Otoritas selalu menimbulkan pro dan kontra; diperlukan atau tidak. Tentu saja bagi pemegang otoritas, ini perlu dilanggengkan. Otoritas menginginkan pengakuan dan terus menerus mencari cara untuk menegaskan status mereka. Dokter dan peneliti mengenakan jas putih, Direktur bank menggunakan jas dan dasi. Raja memakai mahkota. Pendeta dan hakim memakai toga. Anggota militer menyandang pangkat. Kaum Farisi menggunakan Taurat sebagai sandaran otoritas mereka! Bagaimana dengan Anda?

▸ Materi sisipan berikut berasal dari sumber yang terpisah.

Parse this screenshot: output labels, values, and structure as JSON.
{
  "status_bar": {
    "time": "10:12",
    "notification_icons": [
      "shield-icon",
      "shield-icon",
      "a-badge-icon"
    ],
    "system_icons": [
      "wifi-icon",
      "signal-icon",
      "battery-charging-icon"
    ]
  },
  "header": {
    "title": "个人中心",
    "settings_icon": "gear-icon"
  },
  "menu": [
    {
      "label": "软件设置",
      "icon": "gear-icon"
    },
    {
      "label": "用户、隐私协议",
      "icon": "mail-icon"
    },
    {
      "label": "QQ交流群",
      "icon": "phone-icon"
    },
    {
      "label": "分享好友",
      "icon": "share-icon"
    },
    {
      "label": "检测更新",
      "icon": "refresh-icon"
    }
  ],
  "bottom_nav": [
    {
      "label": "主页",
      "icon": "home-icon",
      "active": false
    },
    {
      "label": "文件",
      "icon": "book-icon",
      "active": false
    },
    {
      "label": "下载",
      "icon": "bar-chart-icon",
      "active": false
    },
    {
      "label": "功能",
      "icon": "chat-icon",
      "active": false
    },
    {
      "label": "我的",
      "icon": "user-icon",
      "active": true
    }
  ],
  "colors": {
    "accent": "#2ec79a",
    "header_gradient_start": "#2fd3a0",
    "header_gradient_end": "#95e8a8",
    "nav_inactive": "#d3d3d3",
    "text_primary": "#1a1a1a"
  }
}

Stanley Milgram, seorang psikolog mendemonstrasikan bias otoritas (authority bias) dengan jelas dalam percobaan tahun 1961. Subyek penelitian dimintanya untuk mengatur peningkatan sengatan listrik terhadap orang yang berada di sisi lain satu panel kaca. Mereka diminta untuk memulai dengan kekuatan 15 volt, lalu 30 volt, 45 volt, dan seterusnya, sampai mencapai kekuatan maksimum – dosis maut, 450 volt! Sebenarnya ini tidak sungguh-sungguh ada aliran listrik. Milgram bekerja sama dengan seorang aktor yang berperan sebagai korban, tetapi orang yang bertugas mengatur sengatan listrik tidak mengetahuinya. Hasilnya mengejutkan! Ketika orang yang berada di seberang ruangan meratap dan merintih kesakitan dan subyek penelitian yang mengatur sengatan listrik ingin berhenti, profesor akan berkata, “Teruskan demi percobaan ini!” Sebagian besar subyek peneliti melanjutkan memberikan “hukuman” listrik. Lebih dari separuh peserta melanjutkan sampai akhir ke voltase maut, semata-mata karena ketaatan pada otoritas!
Bayangkan, demi ketaatan kepada otoritas, nurani harus dibungkam, penderitaan sekarat orang yang ada di depan mata, jangankan diberi pertolongan alih-alih sengaja dibuat menderita. Hari ini, berapa banyak orang dibuat menderita oleh kekerasan atas nama agama, radikalisasi karena ketaatan membabi buta terhadap otoritas yang mengharuskan melakukan tindakan itu. Bagaimana dengan nalar? Ah, jauhkan dulu itu! Apakah nuraninya baik-baik saja? Jangan bicara hati nurani, lebih baik di parkir dulu di tempat paling belakang!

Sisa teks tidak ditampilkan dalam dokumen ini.